Sunday, February 3, 2013

Life and Death

Did you know that there were no deaths of U.S. soldiers in Afghanistan last week?

I learned this on Friday night, before the recitation of the Mourners' Kaddish during Shabbat services at Beth El Temple in Harrisburg, PA. I didn't see it in newspapers, although this morning I found references from the Associated Press to January's casualties being the lowest monthly number since 2008, with an explanation that it is related to troop withdrawal. If PBS's News Hour reported it with their weekly list of the troops lost in the war, I missed it (because I was in shul).

I was powerfully struck by the announcement. Instantaneously, I had an image of how for one week, no parent of an American soldier got the dreaded knock on the door about their child losing his or her life. Regardless of the political or tactical reasons that would account for the number, at that moment when our prayer service instructs us to think of death, there was one place where I realized that death did not reach this week.

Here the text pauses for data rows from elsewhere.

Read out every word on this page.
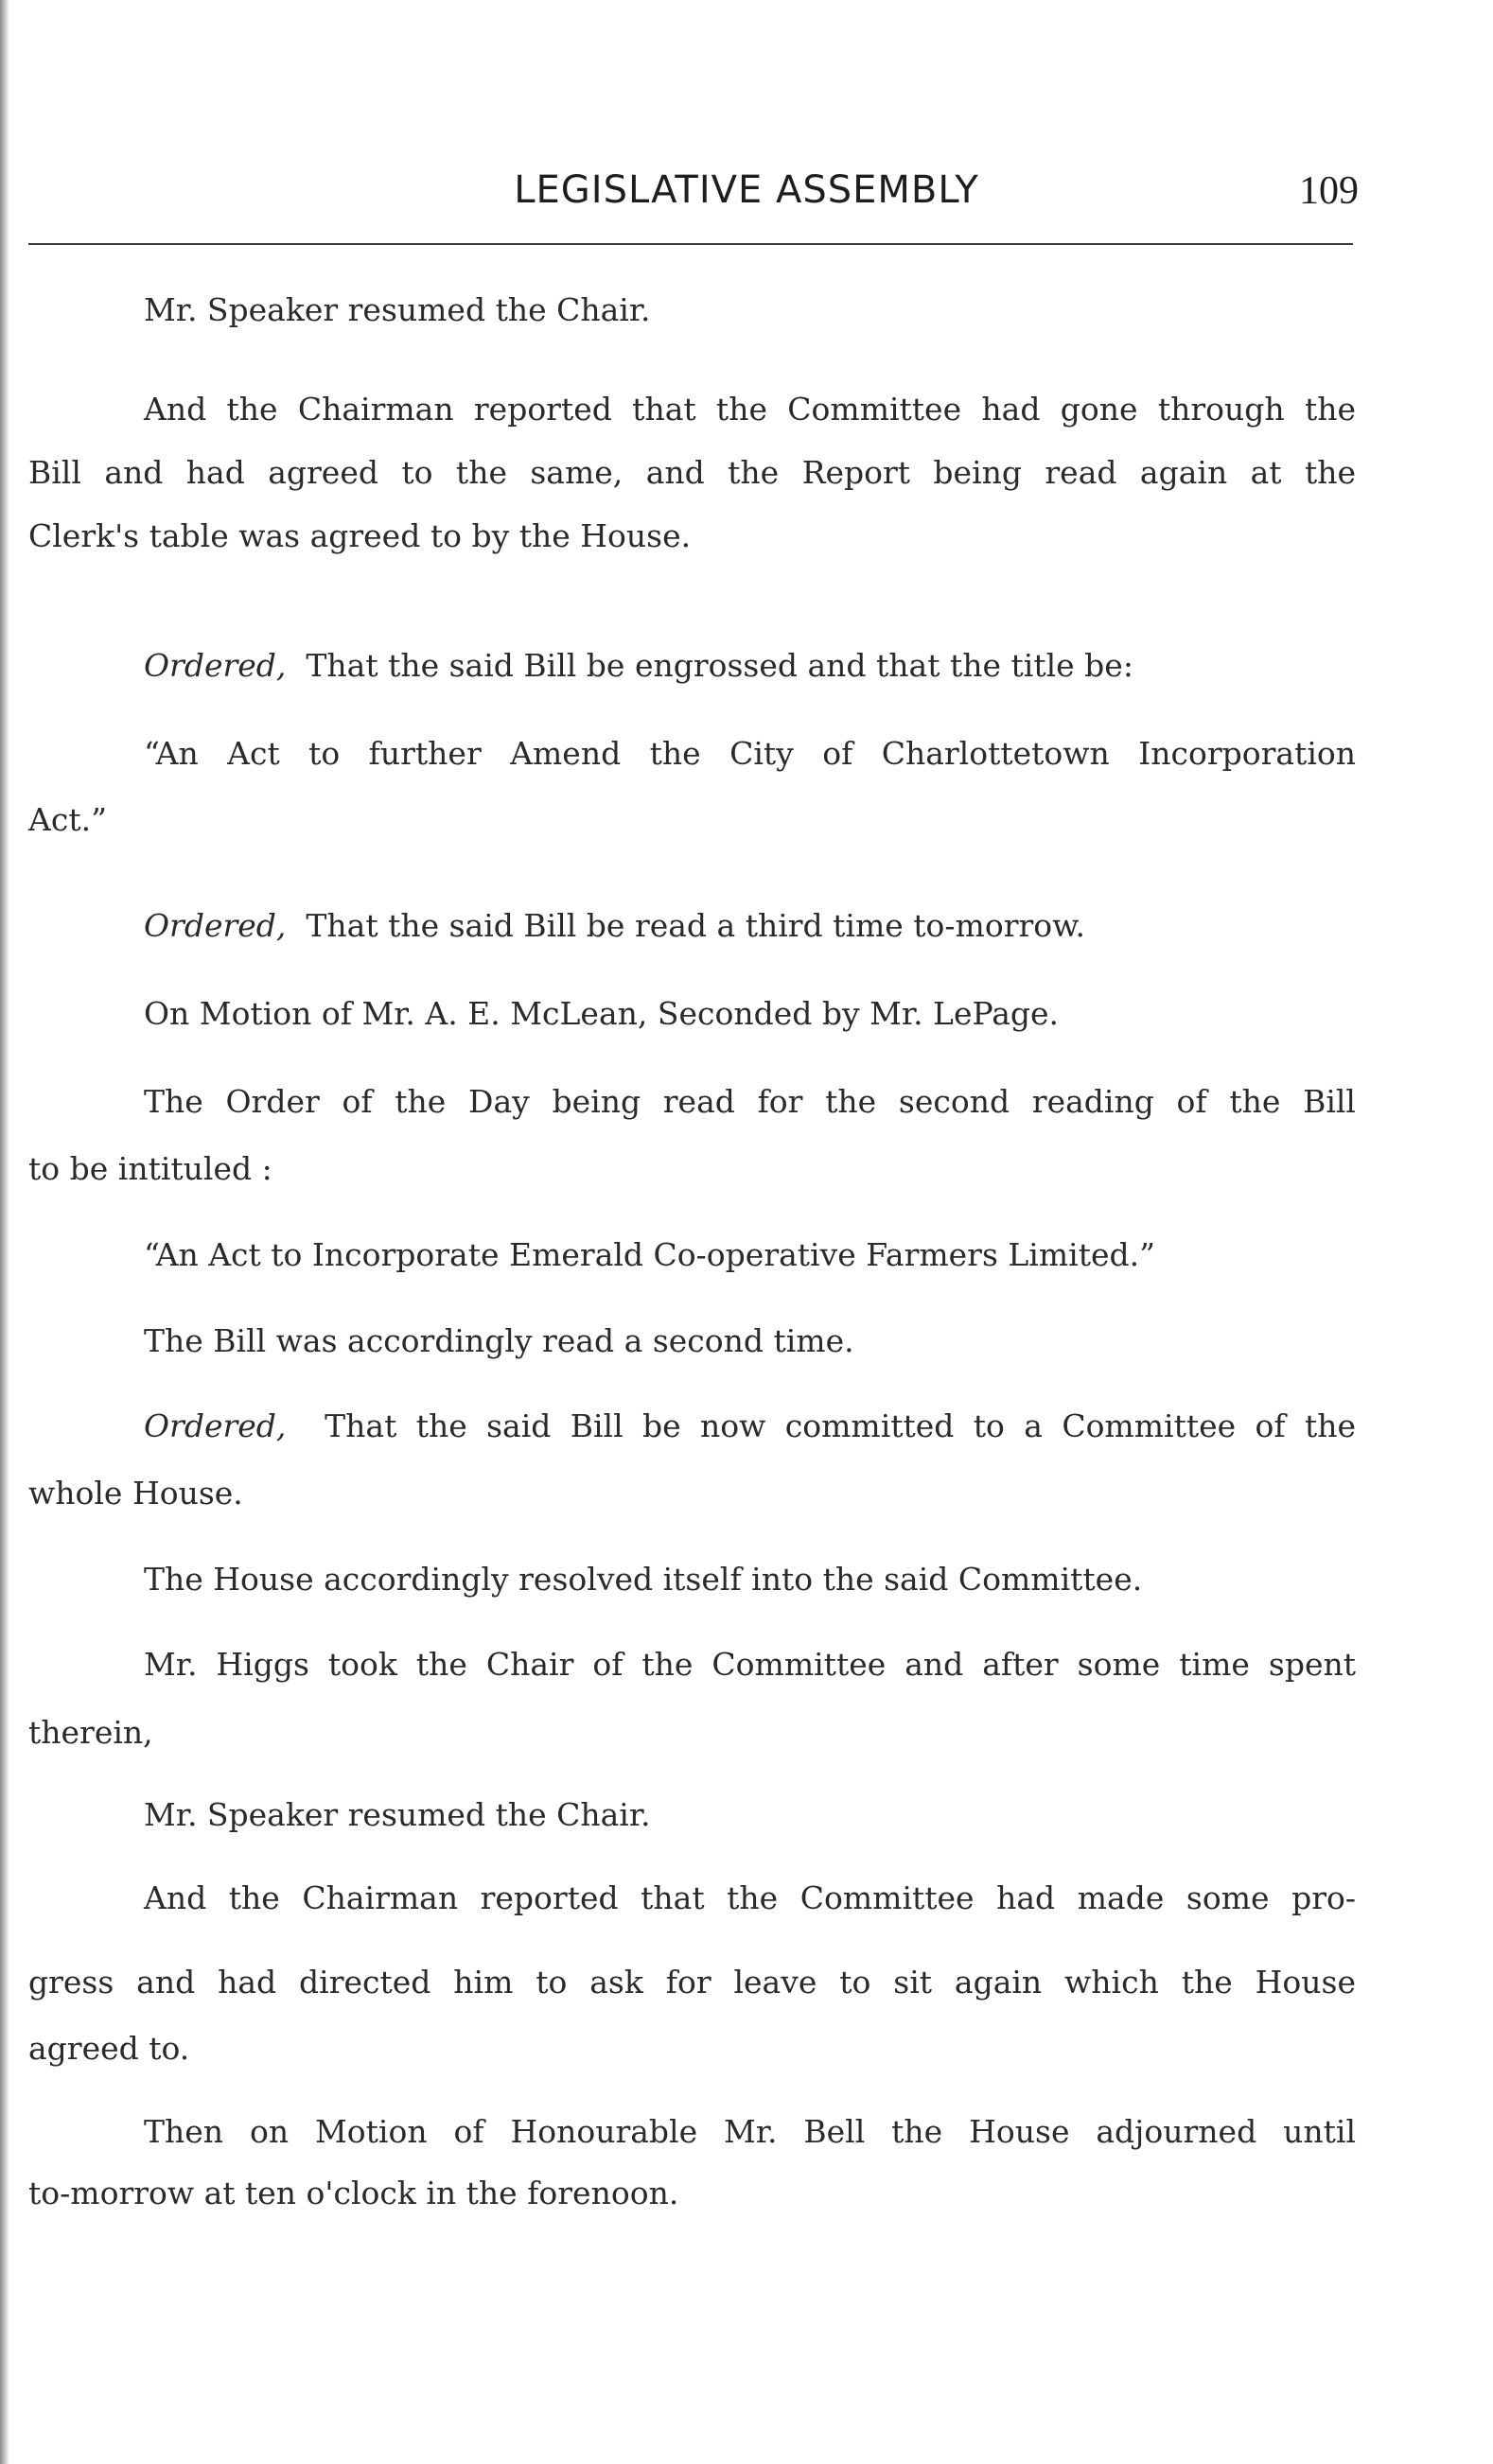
LEGISLATIVE ASSEMBLY	109

Mr. Speaker resumed the Chair.

And the Chairman reported that the Committee had gone through the

Bill and had agreed to the same, and the Report being read again at the

Clerk's table was agreed to by the House.

Ordered, That the said Bill be engrossed and that the title be:

“An Act to further Amend the City of Charlottetown Incorporation

Act.”

Ordered, That the said Bill be read a third time to-morrow.

On Motion of Mr. A. E. McLean, Seconded by Mr. LePage.

The Order of the Day being read for the second reading of the Bill

to be intituled :

“An Act to Incorporate Emerald Co-operative Farmers Limited.”

The Bill was accordingly read a second time.

Ordered, That the said Bill be now committed to a Committee of the

whole House.

The House accordingly resolved itself into the said Committee.

Mr. Higgs took the Chair of the Committee and after some time spent

therein,

Mr. Speaker resumed the Chair.

And the Chairman reported that the Committee had made some pro-

gress and had directed him to ask for leave to sit again which the House

agreed to.

Then on Motion of Honourable Mr. Bell the House adjourned until

to-morrow at ten o'clock in the forenoon.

Our liturgy is filled with ways to not only help us pass through suffering, but also opportunities to regularly be thankful for peacefulness and wholeness. I view the morning prayer, Asher Yatzarthanking God for the inner workings of our bodies, as well as prayers for healing and mourners kaddish, as brilliant reminders for us to notice the gift of each moment.

Rabbi Eric Cytryn has included the names of the soldiers who died that week during Beth El's Shabbat services since 2003, when he began his tenure. Rabbi Cytryn said that it's possible that some people thought that it was a political statement, but he always considered it the role of a religious community to create awareness of matters of life and death. That is the power that is possible in a religious community of practice. For me, it was a beautiful example of how our communal practice of prayer can help us connect with matters that transcend politics, and continually give us opportunities to reflect on the gift of life.